Mas não tão subitamente.
Preciso destas poeiras e ventos
(e não só para que me arranhem)
Ensina-me o vagar da língua
que não estranha as estranhas ranhuras
da saliva ou o assobiar do respirar
nos contornos murmurados
do cinzento, a inclemência
dos objectos lisos nas escuras câmaras
da minha lucidez. Sôfregas,
mundanas.
O incalculável, sobretudo.
A ressaca de estar tão rente
ao presente, de ter as têmporas tão
enroscadas em mim.
Ou lá o que é isto.
Ensina-me o canto que verga
incomodamente a excitação da língua.
O que é certamente uma maneira
de apressar a reticência do futuro.
Ensina-me esse mastigar
só com a sua ondulação de músculo
e porventura a refinar
o cuspo azedo que fabrico.
São ensaios.
Para ir treinando a urgência.
Guardarei os dentes para outras tarefas,
outros verbos, sentidos menos restritos.
Ensina-me uma língua
que arranhe.
É só isso.
Como cambalhotas no asfalto:
felizes, ainda que necessárias.
Mais: que arranhe o próprio arranhar.
Uma língua
como a falam os homens
mesmo que nem sempre o saibam
(que eu o saiba e o não saiba
ao mesmo tempo)
Como a cospem
os que vezes sem conta cuspiram
o belo, porque era levemente implacável.
Como aqueles a quem foi ensinado
que as horas que assim
suaves batem as certezas
nos agarram a este solo
e que essa é a única canção.
Todos eles têm outro obscuro
canto a assobiar entredentes.
A voz em esforço
pois passa esfolada e indecisa
um pouco pelas frinchas do necessário
– a ele voltamos sempre
ao espreitar pelas nesgas da raiva.
Dizem-me que a língua
pertence ao obscuro e húmido.
Ou vice-versa.
Que os poetas portanto a têm
particularmente retorcida
e golpejada pelas sombras.
Mas não é isso:
que se foda a língua dos poetas.
As suas pregas dão-se mal com o meio-dia.

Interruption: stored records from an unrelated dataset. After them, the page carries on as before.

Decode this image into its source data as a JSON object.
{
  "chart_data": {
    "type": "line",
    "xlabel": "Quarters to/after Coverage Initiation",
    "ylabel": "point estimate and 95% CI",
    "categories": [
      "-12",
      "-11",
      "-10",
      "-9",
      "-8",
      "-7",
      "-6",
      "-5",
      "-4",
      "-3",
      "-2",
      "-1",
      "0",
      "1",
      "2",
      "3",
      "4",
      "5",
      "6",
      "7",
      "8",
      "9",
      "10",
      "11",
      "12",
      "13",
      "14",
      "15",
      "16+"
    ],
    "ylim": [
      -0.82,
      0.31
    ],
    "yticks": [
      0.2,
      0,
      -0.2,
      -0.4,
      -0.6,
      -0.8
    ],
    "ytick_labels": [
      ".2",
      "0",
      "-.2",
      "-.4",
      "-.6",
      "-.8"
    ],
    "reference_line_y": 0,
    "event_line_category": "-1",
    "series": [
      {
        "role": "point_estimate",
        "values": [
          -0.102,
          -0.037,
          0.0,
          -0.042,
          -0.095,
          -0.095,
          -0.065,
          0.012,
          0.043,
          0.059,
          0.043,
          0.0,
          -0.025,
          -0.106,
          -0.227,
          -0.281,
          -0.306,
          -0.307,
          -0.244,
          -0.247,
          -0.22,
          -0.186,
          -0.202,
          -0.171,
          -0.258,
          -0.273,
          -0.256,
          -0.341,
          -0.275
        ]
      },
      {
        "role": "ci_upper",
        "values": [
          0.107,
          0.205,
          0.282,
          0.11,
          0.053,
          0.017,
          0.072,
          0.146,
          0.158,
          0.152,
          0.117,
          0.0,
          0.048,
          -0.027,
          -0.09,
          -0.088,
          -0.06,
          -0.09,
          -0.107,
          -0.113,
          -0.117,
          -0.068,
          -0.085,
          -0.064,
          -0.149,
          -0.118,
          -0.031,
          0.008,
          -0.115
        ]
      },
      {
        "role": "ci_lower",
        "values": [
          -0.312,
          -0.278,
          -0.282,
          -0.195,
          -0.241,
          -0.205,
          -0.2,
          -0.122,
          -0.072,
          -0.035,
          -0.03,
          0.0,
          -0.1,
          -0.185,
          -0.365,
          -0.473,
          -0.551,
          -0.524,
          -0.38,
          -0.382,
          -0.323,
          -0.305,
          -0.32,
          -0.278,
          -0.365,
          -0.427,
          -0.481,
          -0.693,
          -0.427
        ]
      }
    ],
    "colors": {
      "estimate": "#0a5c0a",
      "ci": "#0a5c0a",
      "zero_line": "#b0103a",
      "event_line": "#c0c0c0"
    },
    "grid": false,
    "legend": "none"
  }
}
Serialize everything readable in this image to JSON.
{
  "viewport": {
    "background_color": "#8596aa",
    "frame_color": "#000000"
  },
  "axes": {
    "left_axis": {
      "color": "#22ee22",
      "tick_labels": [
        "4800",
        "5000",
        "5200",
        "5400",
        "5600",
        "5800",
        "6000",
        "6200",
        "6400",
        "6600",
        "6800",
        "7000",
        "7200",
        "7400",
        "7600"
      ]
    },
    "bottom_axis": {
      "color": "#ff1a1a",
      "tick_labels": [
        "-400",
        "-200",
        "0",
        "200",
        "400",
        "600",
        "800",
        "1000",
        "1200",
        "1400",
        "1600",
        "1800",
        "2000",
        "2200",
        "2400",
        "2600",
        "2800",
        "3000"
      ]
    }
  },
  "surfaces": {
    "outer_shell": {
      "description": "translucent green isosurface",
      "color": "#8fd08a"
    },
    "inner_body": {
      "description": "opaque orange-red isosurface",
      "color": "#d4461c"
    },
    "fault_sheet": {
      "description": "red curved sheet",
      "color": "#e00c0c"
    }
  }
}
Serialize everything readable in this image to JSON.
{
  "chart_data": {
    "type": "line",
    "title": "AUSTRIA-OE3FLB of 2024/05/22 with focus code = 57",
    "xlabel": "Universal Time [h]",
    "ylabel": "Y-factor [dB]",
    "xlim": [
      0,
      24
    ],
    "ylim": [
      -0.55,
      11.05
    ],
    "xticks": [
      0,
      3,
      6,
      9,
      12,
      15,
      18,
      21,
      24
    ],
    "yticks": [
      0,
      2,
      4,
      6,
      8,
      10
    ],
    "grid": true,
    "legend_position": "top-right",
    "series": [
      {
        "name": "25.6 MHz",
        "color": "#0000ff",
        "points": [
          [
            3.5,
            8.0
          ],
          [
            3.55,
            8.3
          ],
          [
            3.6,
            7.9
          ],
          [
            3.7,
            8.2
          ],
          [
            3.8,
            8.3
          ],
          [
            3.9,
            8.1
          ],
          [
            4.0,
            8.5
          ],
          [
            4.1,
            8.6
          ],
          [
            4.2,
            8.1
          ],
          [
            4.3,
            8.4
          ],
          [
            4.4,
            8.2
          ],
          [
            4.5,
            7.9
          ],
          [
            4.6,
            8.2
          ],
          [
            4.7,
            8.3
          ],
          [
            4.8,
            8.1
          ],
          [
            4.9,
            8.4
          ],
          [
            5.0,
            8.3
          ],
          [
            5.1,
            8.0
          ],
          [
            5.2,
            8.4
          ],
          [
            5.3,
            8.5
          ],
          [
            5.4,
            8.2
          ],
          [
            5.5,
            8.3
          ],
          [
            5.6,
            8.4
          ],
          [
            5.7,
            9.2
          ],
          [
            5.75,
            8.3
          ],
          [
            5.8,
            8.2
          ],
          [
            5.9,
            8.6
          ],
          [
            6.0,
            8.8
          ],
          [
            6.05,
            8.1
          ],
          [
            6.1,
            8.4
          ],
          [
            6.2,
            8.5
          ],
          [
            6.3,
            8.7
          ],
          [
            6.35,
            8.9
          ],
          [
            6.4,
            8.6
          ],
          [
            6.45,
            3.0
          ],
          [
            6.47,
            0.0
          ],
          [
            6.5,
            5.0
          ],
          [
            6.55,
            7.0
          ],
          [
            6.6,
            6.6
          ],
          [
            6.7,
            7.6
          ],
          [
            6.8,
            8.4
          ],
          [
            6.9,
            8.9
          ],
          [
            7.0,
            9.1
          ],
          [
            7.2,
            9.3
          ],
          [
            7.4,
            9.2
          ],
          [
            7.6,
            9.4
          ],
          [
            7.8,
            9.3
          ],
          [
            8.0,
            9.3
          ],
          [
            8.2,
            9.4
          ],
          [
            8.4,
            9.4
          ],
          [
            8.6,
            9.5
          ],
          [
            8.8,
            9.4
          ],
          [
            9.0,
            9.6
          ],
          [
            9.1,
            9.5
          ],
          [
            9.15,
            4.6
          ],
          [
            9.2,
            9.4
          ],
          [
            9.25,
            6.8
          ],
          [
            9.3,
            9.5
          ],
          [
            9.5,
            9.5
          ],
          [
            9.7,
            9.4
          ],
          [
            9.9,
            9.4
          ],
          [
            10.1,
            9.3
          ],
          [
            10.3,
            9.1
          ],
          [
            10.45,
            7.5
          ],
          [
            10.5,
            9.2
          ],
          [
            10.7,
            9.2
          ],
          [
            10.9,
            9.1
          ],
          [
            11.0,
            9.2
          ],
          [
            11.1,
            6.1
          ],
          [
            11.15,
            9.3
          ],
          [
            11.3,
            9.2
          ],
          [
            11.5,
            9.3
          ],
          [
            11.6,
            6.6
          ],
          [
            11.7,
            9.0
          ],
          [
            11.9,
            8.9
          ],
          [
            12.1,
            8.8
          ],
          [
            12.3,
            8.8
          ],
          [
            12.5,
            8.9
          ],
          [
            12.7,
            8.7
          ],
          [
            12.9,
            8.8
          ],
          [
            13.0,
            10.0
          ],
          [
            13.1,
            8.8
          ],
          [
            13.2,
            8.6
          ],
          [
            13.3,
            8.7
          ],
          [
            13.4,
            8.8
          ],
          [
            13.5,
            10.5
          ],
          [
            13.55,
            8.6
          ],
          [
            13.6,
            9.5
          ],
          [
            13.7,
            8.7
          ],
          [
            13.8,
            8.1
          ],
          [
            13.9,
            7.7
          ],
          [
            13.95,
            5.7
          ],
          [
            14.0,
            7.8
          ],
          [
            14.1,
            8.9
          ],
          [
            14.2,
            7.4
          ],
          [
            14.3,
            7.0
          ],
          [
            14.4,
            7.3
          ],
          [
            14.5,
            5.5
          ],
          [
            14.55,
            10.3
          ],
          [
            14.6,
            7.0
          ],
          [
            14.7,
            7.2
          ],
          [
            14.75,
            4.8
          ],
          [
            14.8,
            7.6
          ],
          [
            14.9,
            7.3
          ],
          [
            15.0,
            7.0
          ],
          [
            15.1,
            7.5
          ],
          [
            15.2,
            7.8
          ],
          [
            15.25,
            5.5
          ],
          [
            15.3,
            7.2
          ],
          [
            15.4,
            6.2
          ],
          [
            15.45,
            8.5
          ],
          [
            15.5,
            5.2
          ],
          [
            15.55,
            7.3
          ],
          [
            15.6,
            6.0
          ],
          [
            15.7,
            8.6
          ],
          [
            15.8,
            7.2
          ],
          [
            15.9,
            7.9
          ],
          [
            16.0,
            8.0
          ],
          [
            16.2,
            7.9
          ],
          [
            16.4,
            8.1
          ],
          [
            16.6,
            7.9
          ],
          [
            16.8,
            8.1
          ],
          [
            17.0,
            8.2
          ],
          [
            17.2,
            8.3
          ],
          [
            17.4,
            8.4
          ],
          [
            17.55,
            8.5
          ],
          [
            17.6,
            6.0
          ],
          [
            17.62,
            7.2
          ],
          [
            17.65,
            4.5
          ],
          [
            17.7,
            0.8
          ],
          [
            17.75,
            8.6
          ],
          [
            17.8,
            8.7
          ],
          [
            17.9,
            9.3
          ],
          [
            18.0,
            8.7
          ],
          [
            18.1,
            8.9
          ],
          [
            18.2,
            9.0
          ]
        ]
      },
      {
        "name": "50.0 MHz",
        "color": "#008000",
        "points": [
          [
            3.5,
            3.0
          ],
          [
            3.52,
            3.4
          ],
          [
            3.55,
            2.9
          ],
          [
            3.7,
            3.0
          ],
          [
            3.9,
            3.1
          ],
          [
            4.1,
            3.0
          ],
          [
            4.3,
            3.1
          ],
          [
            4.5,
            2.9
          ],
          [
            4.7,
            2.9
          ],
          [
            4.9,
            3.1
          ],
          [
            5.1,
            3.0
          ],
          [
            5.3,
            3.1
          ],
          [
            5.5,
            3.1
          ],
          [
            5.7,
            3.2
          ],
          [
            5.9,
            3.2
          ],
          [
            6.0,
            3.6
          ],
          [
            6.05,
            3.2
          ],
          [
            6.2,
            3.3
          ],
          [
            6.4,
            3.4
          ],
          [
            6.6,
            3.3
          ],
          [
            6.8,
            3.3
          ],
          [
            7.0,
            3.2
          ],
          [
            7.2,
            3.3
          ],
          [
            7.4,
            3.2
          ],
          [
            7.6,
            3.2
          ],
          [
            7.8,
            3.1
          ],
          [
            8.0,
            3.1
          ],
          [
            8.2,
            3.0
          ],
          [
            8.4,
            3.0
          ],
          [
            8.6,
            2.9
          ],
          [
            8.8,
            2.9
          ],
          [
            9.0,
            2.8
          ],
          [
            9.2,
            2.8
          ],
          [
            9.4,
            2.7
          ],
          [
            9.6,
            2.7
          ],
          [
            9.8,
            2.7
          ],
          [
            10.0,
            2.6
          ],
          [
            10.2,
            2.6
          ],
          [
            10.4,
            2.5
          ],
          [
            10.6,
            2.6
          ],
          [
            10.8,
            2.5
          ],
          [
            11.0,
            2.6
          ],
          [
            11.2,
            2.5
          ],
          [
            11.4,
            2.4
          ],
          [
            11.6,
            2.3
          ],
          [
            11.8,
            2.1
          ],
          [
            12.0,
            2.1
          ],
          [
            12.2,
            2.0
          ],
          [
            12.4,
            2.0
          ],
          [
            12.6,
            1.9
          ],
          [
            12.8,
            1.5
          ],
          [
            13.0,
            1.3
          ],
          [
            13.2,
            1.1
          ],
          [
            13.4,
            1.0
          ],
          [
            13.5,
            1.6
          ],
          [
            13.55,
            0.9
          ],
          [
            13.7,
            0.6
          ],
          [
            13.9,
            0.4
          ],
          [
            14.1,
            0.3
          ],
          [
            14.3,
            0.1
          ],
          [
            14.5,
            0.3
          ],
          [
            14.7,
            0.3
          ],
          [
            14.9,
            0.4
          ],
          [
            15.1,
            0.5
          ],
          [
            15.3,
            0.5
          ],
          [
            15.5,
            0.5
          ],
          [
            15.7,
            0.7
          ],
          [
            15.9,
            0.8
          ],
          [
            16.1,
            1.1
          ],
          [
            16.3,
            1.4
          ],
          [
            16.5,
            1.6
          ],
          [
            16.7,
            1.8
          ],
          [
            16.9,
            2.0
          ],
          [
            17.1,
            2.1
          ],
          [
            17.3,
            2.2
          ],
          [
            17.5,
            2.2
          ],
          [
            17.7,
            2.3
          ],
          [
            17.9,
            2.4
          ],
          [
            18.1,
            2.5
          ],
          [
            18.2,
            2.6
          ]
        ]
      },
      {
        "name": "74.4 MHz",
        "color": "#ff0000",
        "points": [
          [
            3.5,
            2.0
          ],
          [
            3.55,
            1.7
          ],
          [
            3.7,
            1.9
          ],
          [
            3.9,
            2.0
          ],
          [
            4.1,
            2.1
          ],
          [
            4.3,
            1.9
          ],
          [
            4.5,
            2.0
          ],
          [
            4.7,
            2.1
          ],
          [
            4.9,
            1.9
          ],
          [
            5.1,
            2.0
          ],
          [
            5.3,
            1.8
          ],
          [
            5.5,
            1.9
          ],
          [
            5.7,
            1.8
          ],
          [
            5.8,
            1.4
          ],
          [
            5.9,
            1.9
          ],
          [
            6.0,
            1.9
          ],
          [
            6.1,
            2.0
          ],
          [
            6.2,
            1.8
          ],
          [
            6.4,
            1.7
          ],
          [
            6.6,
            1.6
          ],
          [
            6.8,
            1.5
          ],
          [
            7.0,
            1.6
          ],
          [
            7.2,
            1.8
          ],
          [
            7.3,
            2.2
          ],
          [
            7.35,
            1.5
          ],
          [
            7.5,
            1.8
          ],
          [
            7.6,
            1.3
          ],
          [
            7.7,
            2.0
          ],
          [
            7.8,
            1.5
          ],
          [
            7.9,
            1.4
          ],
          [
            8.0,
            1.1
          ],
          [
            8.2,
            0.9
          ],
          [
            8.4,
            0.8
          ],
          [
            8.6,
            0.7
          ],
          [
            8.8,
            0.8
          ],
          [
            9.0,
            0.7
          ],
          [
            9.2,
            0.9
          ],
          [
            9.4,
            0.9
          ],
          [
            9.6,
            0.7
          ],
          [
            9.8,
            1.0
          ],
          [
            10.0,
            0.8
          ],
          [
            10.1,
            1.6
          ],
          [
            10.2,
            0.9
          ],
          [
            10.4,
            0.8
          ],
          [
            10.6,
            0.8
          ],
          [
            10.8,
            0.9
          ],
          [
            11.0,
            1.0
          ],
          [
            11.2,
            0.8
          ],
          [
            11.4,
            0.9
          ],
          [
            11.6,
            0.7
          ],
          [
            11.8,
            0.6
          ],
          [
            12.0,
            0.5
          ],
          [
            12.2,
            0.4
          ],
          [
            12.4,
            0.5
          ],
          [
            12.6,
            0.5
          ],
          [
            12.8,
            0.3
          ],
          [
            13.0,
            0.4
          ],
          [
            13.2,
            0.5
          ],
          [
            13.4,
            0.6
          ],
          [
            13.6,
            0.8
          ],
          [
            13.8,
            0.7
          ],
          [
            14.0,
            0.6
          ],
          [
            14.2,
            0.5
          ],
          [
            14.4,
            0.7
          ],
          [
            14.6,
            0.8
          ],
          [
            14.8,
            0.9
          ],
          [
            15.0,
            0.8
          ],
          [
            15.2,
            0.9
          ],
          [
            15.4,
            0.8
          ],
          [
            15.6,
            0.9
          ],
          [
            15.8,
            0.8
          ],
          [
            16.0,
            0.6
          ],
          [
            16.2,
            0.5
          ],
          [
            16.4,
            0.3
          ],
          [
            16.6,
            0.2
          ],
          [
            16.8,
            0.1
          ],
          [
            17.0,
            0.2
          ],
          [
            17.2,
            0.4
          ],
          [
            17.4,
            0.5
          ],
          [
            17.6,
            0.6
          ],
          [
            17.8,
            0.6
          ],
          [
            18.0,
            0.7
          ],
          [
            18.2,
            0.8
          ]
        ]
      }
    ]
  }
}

Eu dou-me mal com estes dias
mas insisto em lhes lamber o pó.
Ensina-me a lamber o pó
de outra maneira.
Quero a língua de todos
os aflitos, as espirais toscas
da lâmina desvairada que é o mundo.
Areja-a ao sol,
contorce-a sob a luz
desatina-a para que encontre
a fala desencontrada.
O torcer esforçado
que se esgueira pelos lugares
que nos deu este tempo.
Ensina-me a dobrar a dor
a estirar o corpo e o embaraço
dos gestos quase possíveis
Nesta língua, neste prenúncio
zumbido de quase futuros.
Ensina-me, musa, a música impraticável
(do livro «Que se Diga que Vi como a Faca Corta» - Mariposa Azual, 2010, ontem lançado em Lisboa)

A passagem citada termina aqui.